Das betreute Denken scheint in einigen Köpfen bereits schwerwiegenden Schaden hinterlassen zu haben. Denn in welcher Parallelwelt muss man existieren, um letztlich bloße Verschwörungstheorien so dezidiert zu verteidigen, dass selbst Bill Gates, Klaus Schwab und George Soros neidisch würden? Wer weiterhin seine funktionierende Öl- oder Gasheizung vor dem Zugriff des Staates bewahrt und sich den Verbrenner auch von Ursula von der Leyen nicht nehmen lässt, den mögen die Einen als Rebellen anschwärzen.
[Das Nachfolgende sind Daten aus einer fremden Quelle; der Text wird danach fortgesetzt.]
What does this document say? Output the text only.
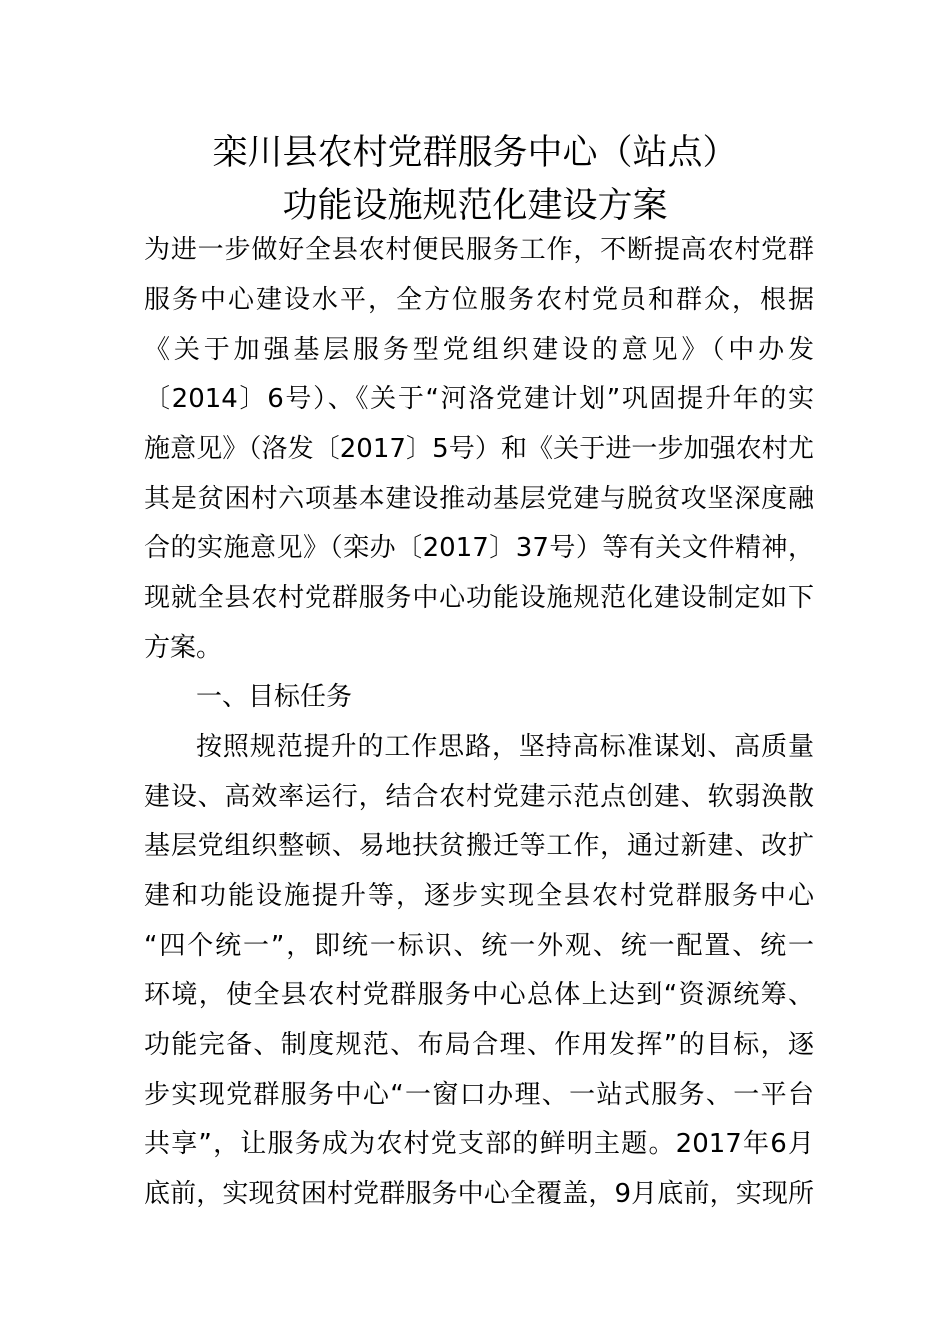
栾川县农村党群服务中心（站点）
功能设施规范化建设方案
为进一步做好全县农村便民服务工作，不断提高农村党群
服务中心建设水平，全方位服务农村党员和群众，根据
《关于加强基层服务型党组织建设的意见》（中办发
〔2014〕6号）、《关于“河洛党建计划”巩固提升年的实
施意见》（洛发〔2017〕5号）和《关于进一步加强农村尤
其是贫困村六项基本建设推动基层党建与脱贫攻坚深度融
合的实施意见》（栾办〔2017〕37号）等有关文件精神，
现就全县农村党群服务中心功能设施规范化建设制定如下
方案。
一、目标任务
按照规范提升的工作思路，坚持高标准谋划、高质量
建设、高效率运行，结合农村党建示范点创建、软弱涣散
基层党组织整顿、易地扶贫搬迁等工作，通过新建、改扩
建和功能设施提升等，逐步实现全县农村党群服务中心
“四个统一”，即统一标识、统一外观、统一配置、统一
环境，使全县农村党群服务中心总体上达到“资源统筹、
功能完备、制度规范、布局合理、作用发挥”的目标，逐
步实现党群服务中心“一窗口办理、一站式服务、一平台
共享”，让服务成为农村党支部的鲜明主题。2017年6月
底前，实现贫困村党群服务中心全覆盖，9月底前，实现所
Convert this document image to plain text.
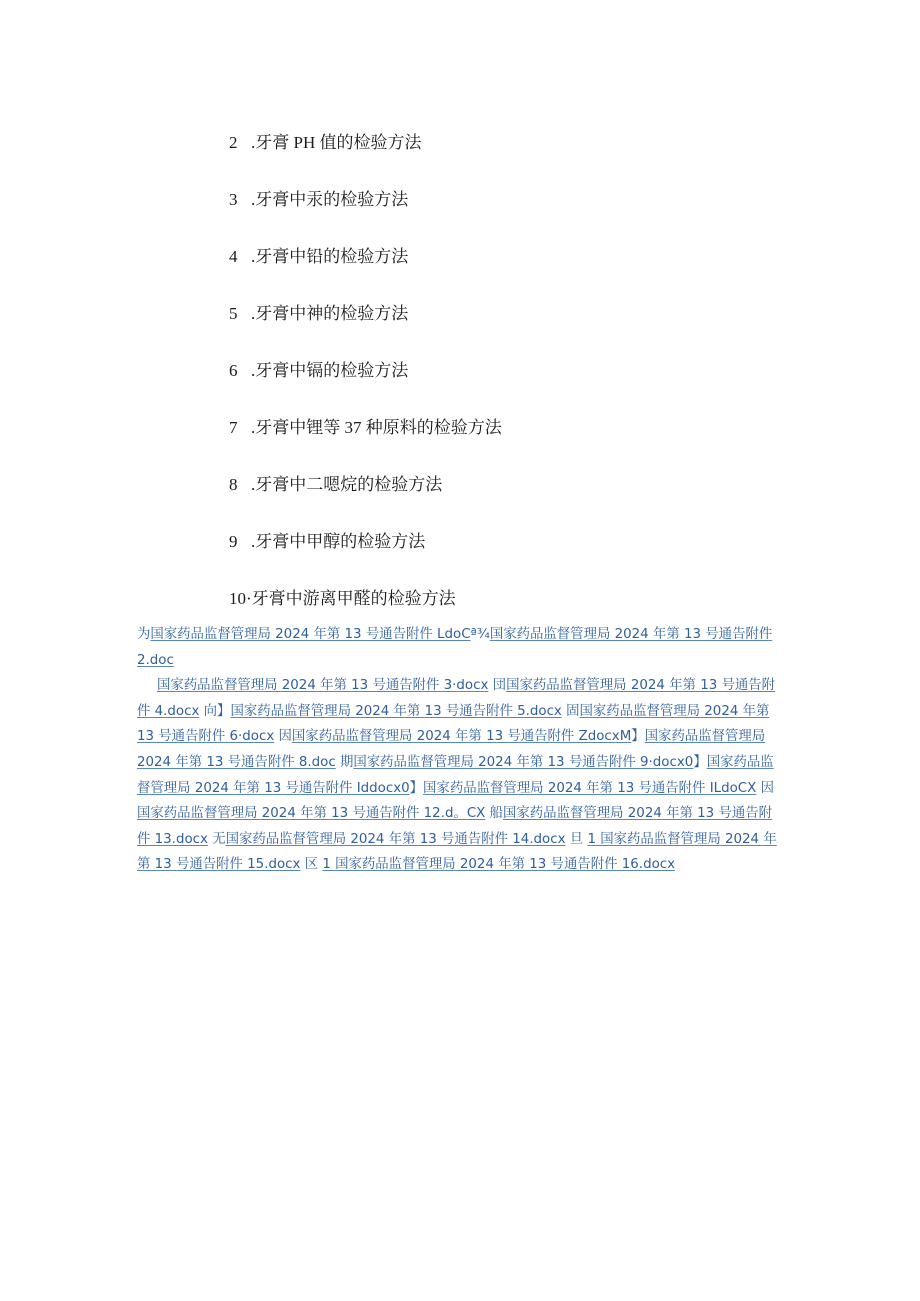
2 .牙膏 PH 值的检验方法
3 .牙膏中汞的检验方法
4 .牙膏中铅的检验方法
5 .牙膏中神的检验方法
6 .牙膏中镉的检验方法
7 .牙膏中锂等 37 种原料的检验方法
8 .牙膏中二嗯烷的检验方法
9 .牙膏中甲醇的检验方法
10·牙膏中游离甲醛的检验方法

为国家药品监督管理局 2024 年第 13 号通告附件 LdoCª¾国家药品监督管理局 2024 年第 13 号通告附件 2.doc

国家药品监督管理局 2024 年第 13 号通告附件 3·docx 団国家药品监督管理局 2024 年第 13 号通告附件 4.docx 向】国家药品监督管理局 2024 年第 13 号通告附件 5.docx 固国家药品监督管理局 2024 年第 13 号通告附件 6·docx 因国家药品监督管理局 2024 年第 13 号通告附件 ZdocxM】国家药品监督管理局 2024 年第 13 号通告附件 8.doc 期国家药品监督管理局 2024 年第 13 号通告附件 9·docx0】国家药品监督管理局 2024 年第 13 号通告附件 Iddocx0】国家药品监督管理局 2024 年第 13 号通告附件 ILdoCX 因国家药品监督管理局 2024 年第 13 号通告附件 12.d。CX 船国家药品监督管理局 2024 年第 13 号通告附件 13.docx 无国家药品监督管理局 2024 年第 13 号通告附件 14.docx 旦 1 国家药品监督管理局 2024 年第 13 号通告附件 15.docx 区 1 国家药品监督管理局 2024 年第 13 号通告附件 16.docx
Die Anderen erkennen in ihm ein gesundes Aufbegehren gegen die zunehmende Übergriffigkeit vor allem derjenigen Kräfte, die nun aktuell versuchen, die Schuld am persönlichen Versagen und politischen Scheitern dem Sündenbock namens Wladimir Putin in die Schuhe zu schieben. Würden die Deutschen nicht ohnehin schon über Monate auf einen Therapieplatz warten, müsste man manch einem Hofberichterstatter und Abgeordneten die Couch beim Seelenklempner empfehlen. Denn die individuell oftmals trist ausfallende Leistungsbilanz und kärglich erscheinende Lebensbiografie im Zweifel durch schizophrene Märchenerzählungen ausgleichen zu wollen, das entspricht durchaus einem Mechanismus, der bemitleidenswert und klinisch relevant sein mag. Doch ein Kollektiv kann sich nicht als Kompensation für unerreichte Utopien von Plangesellschaft, Misswirtschaft und Realsozialismus hergeben. Wer bei jedem ausgestoßenen Gramm an CO2 Schnappatmung bekommt, der wird vielleicht im Verlauf entdecken, wie biologisch und physikalisch wertvoll das Kohlenstoffdioxid für das Leben ist. Und dass Rationalität, Pragmatismus und Vernunft nicht „nazi“ sind, sondern lediglich das Aushängeschild für Maß und Mitte.